Does Brandon Lewis understand these rules do not make sense and they are unfair. In two years time the voters of Great Yarmouth will also have a question to answer do we vote for Brandon Lewis.
He will get an answer, unlike myself who is still waiting
Join us on visit to French twin
From Thursday to Monday, May 9-13, a group of Twinning Association members and members of the town choir will be in Rambouillet for a concert of five choirs, all from twin towns of Rambouillet.
John Stephens, musical director at the Minster has trained the Great Yarmouth choir and his new wife Melody will sing a solo to John’s piano accompaniment.
This is a wonderful opportunity to hear some first class singing and enjoy a busy but entertaining weekend. Whilst there we will also witness the signing of a new Twinning Treaty between Rambouillet and a Portuguese town and witness the reaffirmation of their twinning with Waterloo in Belgium to celebrate 25 years of union. Most of the ceremonies will take place in the town’s ancient and beautiful castle.
There are some places available on the coach if anyone would like to join us; you will need to pay your fare but accommodation is provided free by members of the Twinning Association in Rambouillet.
Everyone working or living in the borough of Great Yarmouth is welcome to join us; we simply ask you pay the annual £10 subscription and your fare. Further enquiries can be made to John Russell on 01493 780636.
Great Yarmouth Twinning Association
A subliminal Green message?
I received my poll card today. I see that again our voting booth is at the Bowls Pavilion on Marine Parade in Gorleston. Would I be correct in inferring that this is a subliminal message to vote Green?
Fantastic local talent in town
Another fantastic performance by the Great Yarmouth College performing arts department. Four male second year students took on the roles of 20 characters in Bouncers by John Godber.

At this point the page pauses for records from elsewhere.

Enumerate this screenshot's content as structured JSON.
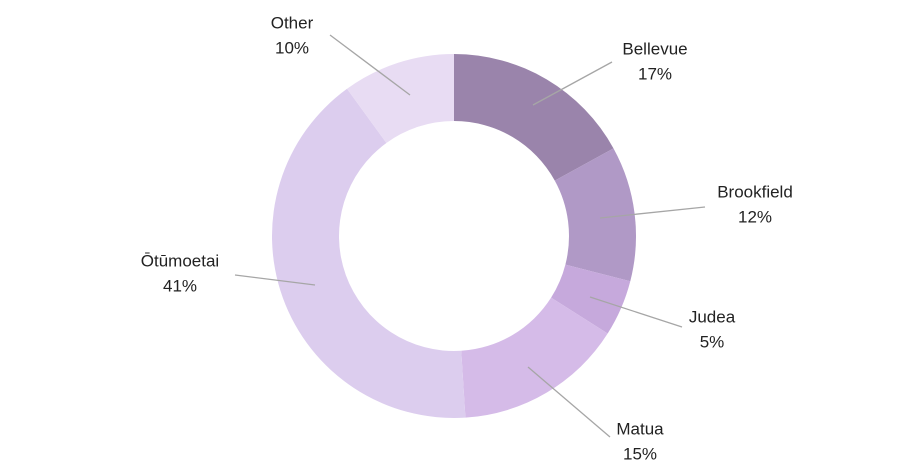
{
  "chart_data": {
    "type": "donut",
    "categories": [
      "Bellevue",
      "Brookfield",
      "Judea",
      "Matua",
      "Ōtūmoetai",
      "Other"
    ],
    "values": [
      17,
      12,
      5,
      15,
      41,
      10
    ],
    "value_labels": [
      "17%",
      "12%",
      "5%",
      "15%",
      "41%",
      "10%"
    ],
    "colors": [
      "#9a84ab",
      "#b099c6",
      "#c6a9dc",
      "#d5bbe8",
      "#dccdee",
      "#e8dcf3"
    ]
  }
}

For those of you that think Great Yarmouth needs different entertainment, keep your eyes open for the local talent in this area. Well worth watching.
Kindness of the roadside help
Returning home from Yarmouth on Easter Saturday lunchtime, the clutch ion our car packed up on the Caister bypass.
We rang the AA and a charming lady answered.
I told her we were elderly and quite worried. She told us to stay away from the car but leave th hazard warning lights on.
She said our safety was the first priority and that the car was just a lump of metal. We were put on the list.
Soon after, a lovely couple pulled up and asked if we were okay, and then waved as they pulled away.
Then two fine policemen arrived and positioned their car across the lane and put out a row of cones for safety. They rang the AA again for us.
Then my grandson passed the scene and recognised the car. He did a u-turn and came back and took me home. My husband was not far behind with the AA pick up truck.
We were treated with the utmost kindness and we would like to send our love and thanks to them all.